The danger of asserting dogmatically that an axiom based on the experience of a limited region holds universally will now be to some extent apparent to the reader. It may lead us to entirely overlook, or when suggested at once reject, a possible explanation of phenomena. The hypothesis that space is not homaloidal [flat], and again that its geometrical character may change with the time, may or may not be destined to play a great part in the physics of the future; yet we cannot refuse to consider them as possible explanations of physical phenomena, because they may be opposed to the popular dogmatic belief in the universality of certain geometrical axioms—a belief which has risen from centuries of indiscriminating worship of the genius of Euclid.

W. K. Clifford (and K. Pearson), Common Sense of the Exact Sciences.

On any surface it requires two independent numbers or "coordinates" to specify the position of a point. For this reason a surface, whether flat or curved, is called a two-dimensional space.
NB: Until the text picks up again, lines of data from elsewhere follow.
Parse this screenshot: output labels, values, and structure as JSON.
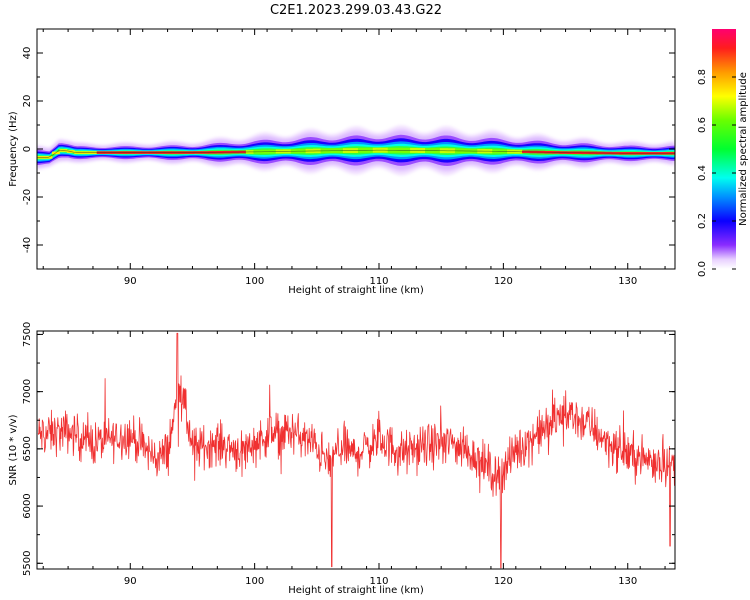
{
  "title": "C2E1.2023.299.03.43.G22",
  "chart_data": [
    {
      "type": "heatmap",
      "xlabel": "Height of straight line (km)",
      "ylabel": "Frequency (Hz)",
      "xlim": [
        82.5,
        133.8
      ],
      "ylim": [
        -50,
        50
      ],
      "xticks": [
        90,
        100,
        110,
        120,
        130
      ],
      "yticks": [
        40,
        20,
        0,
        -20,
        -40
      ],
      "colorbar": {
        "label": "Normalized spectral amplitude",
        "range": [
          0,
          1
        ],
        "ticks": [
          0.0,
          0.2,
          0.4,
          0.6,
          0.8
        ],
        "colormap": "gist_rainbow"
      },
      "ridge": {
        "x": [
          82.8,
          83.5,
          84.3,
          85.0,
          85.6,
          86.5,
          90,
          95,
          100,
          105,
          110,
          115,
          120,
          125,
          130,
          133.3
        ],
        "y_hz": [
          -3.5,
          -3.5,
          -0.5,
          -0.8,
          -1.5,
          -1.5,
          -1.5,
          -1.5,
          -1.2,
          -0.8,
          -0.5,
          -0.7,
          -1.0,
          -1.5,
          -1.8,
          -1.8
        ],
        "width_hz": [
          3,
          3,
          4,
          3,
          2.5,
          2.5,
          2.5,
          3,
          4.5,
          5.5,
          6,
          6,
          5,
          4,
          3,
          3
        ]
      }
    },
    {
      "type": "line",
      "xlabel": "Height of straight line (km)",
      "ylabel": "SNR (10 * v/v)",
      "xlim": [
        82.5,
        133.8
      ],
      "ylim": [
        5450,
        7530
      ],
      "xticks": [
        90,
        100,
        110,
        120,
        130
      ],
      "yticks": [
        7500,
        7000,
        6500,
        6000,
        5500
      ],
      "series_color": "#f03030",
      "envelope": {
        "x": [
          82.6,
          85,
          87,
          89,
          90,
          92,
          93,
          94,
          95,
          97,
          99,
          101,
          103,
          105,
          106,
          107,
          108,
          110,
          112,
          114,
          116,
          118,
          119.5,
          121,
          123,
          125,
          127,
          129,
          131,
          133.7
        ],
        "y": [
          6620,
          6650,
          6550,
          6600,
          6620,
          6420,
          6470,
          7080,
          6500,
          6550,
          6480,
          6620,
          6650,
          6520,
          6350,
          6540,
          6450,
          6580,
          6460,
          6530,
          6550,
          6420,
          6250,
          6480,
          6650,
          6820,
          6700,
          6500,
          6420,
          6370
        ]
      },
      "notable_points": [
        {
          "x": 93.8,
          "y": 7510
        },
        {
          "x": 106.2,
          "y": 5470
        },
        {
          "x": 119.8,
          "y": 5460
        },
        {
          "x": 133.4,
          "y": 5650
        }
      ],
      "noise_amplitude": 160,
      "n_points": 1400
    }
  ]
}
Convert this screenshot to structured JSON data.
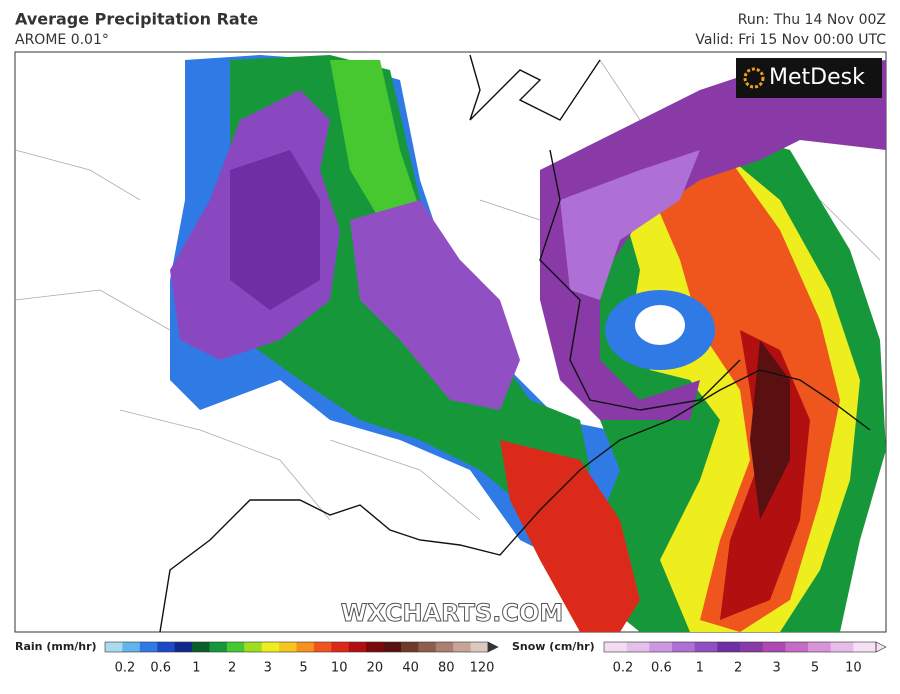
{
  "header": {
    "title": "Average Precipitation Rate",
    "subtitle": "AROME 0.01°",
    "run": "Run: Thu 14 Nov 00Z",
    "valid": "Valid: Fri 15 Nov 00:00 UTC"
  },
  "map": {
    "logo": "MetDesk",
    "watermark": "WXCHARTS.COM"
  },
  "legend": {
    "rain": {
      "label": "Rain (mm/hr)",
      "ticks": [
        0.2,
        0.6,
        1,
        2,
        3,
        5,
        10,
        20,
        40,
        80,
        120
      ],
      "colors": [
        "#a8dcec",
        "#62b4ea",
        "#2f7ae4",
        "#1d48c8",
        "#10288a",
        "#0a5e28",
        "#16983a",
        "#48c830",
        "#9ede22",
        "#eeee1e",
        "#f8c41e",
        "#f6901e",
        "#ee561e",
        "#dc2a1a",
        "#b21010",
        "#7a0808",
        "#5a1010",
        "#6e3a2a",
        "#8e5e4c",
        "#aa8070",
        "#c6a498",
        "#ddc8c0"
      ]
    },
    "snow": {
      "label": "Snow (cm/hr)",
      "ticks": [
        0.2,
        0.6,
        1,
        2,
        3,
        5,
        10
      ],
      "colors": [
        "#f2dcf2",
        "#e4c0ea",
        "#cc98e2",
        "#ae70d4",
        "#9050c4",
        "#6e2ea4",
        "#8a3aa6",
        "#ae48b2",
        "#c46cc6",
        "#d894d8",
        "#e8bce8",
        "#f6e0f6"
      ]
    }
  }
}
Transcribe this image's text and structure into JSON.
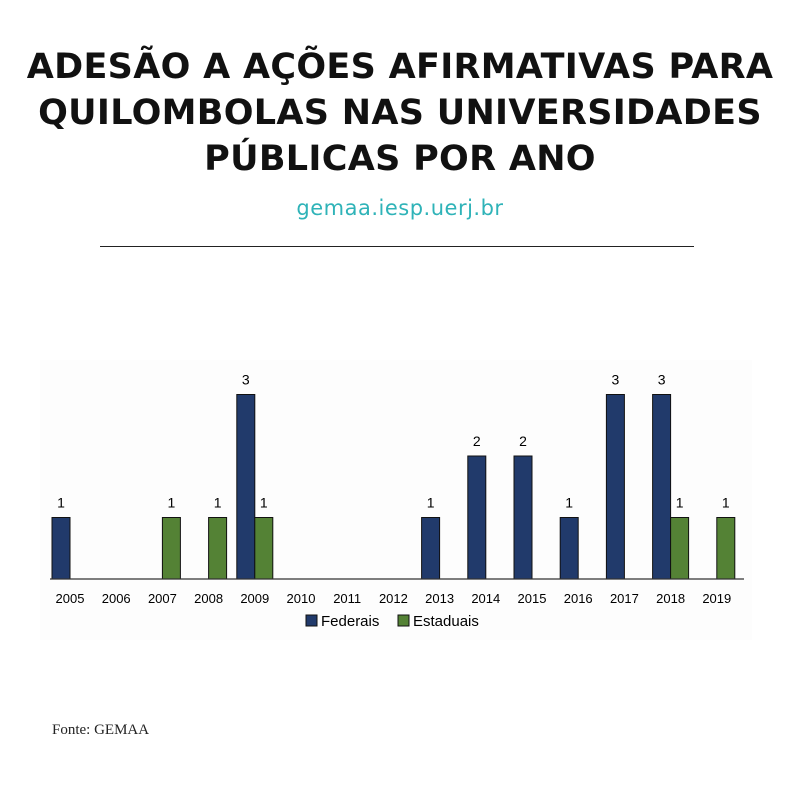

Points in three-dimensional space require three, and in four-dimensional space-time four numbers or coordinates.

To locate a point on a surface by two numbers, we divide the surface into meshes by any two systems of lines which cross one another. Attaching consecutive numbers to the lines, or better to the channels between them, one number from each system will identify a particular mesh; and if the subdivision is sufficiently fine any point can be specified in this way with all the accuracy needed. This method is used, for example, in the Post Office Directory of London for giving the location of streets on the map. The point (4, 2) will be a point in the mesh where channel No. 4 of the first system crosses channel No. 2 of the second. If this indication is not sufficiently accurate, we must divide channel No. 4 into ten parts numbered 4.0, 4.1, etc. The subdivision must be continued until the meshes are so small that all points in one mesh can be considered identical within the limits of experimental detection.

The diagrams, Figs. 10, 11, 12, illustrate three of the many kinds of mesh-systems commonly used on a flat surface.

If we speak of the properties of the triangle formed by the points (1, 2), (3, 0), (4, 4), we shall be at once asked, What mesh-